A kiss on my neck rouses me from sleep. I force my eyes open and find Antonio, my beloved husband, but something feels off.

He’s gentle, not his usual rough self. Initially, I think he wants to sleep with me—not that I’ve ever been able to refuse him—but he pulls away as soon as he realizes I’m awake.

He’s dressed in a suit, indicating he’s already prepared for the day. I feel like a failure, a terrible wife.

My mother always woke up before my father, and she advised me to always be on my husband’s good side, to always cater to his preferences.

“I’m sorry.” I cover my mouth with my hand before attempting to rise. Or at least, I try to. My head spins and I let out a groan.

He supports the back of my head as I’m about to collapse back onto the bed. “Be careful,” he says. “I need you at breakfast.
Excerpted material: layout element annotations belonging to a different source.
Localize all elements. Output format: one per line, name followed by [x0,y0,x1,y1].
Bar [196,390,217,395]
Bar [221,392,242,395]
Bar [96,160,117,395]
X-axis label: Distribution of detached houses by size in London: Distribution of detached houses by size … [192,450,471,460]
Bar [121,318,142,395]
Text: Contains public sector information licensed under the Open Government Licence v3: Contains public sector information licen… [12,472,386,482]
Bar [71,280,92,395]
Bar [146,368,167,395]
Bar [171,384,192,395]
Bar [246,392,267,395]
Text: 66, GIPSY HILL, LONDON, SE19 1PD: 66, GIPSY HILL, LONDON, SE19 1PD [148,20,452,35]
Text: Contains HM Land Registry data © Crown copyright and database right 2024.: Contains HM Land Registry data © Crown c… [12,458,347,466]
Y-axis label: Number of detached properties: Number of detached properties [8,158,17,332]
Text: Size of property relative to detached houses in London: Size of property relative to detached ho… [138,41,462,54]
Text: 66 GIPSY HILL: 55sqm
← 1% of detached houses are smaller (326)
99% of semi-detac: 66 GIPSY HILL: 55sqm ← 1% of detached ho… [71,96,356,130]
Get ready.”

Once I’m settled, he stands up. On impulse, I grab his wrist. My eyes widen at my own action as he looks down at me, his eyes narrowed. I quickly let go.

“S-sorry,” I stutter. “I wanted to ask you something.”

I think he’s going to leave, but he simply walks over to the dresser. We have a walk-in closet, but he usually lays out his clothes for the next day on the dresser in our room.

I watch as he picks up his signature silver watch and blazer.

I know he’s listening. “How long have you known Mya?”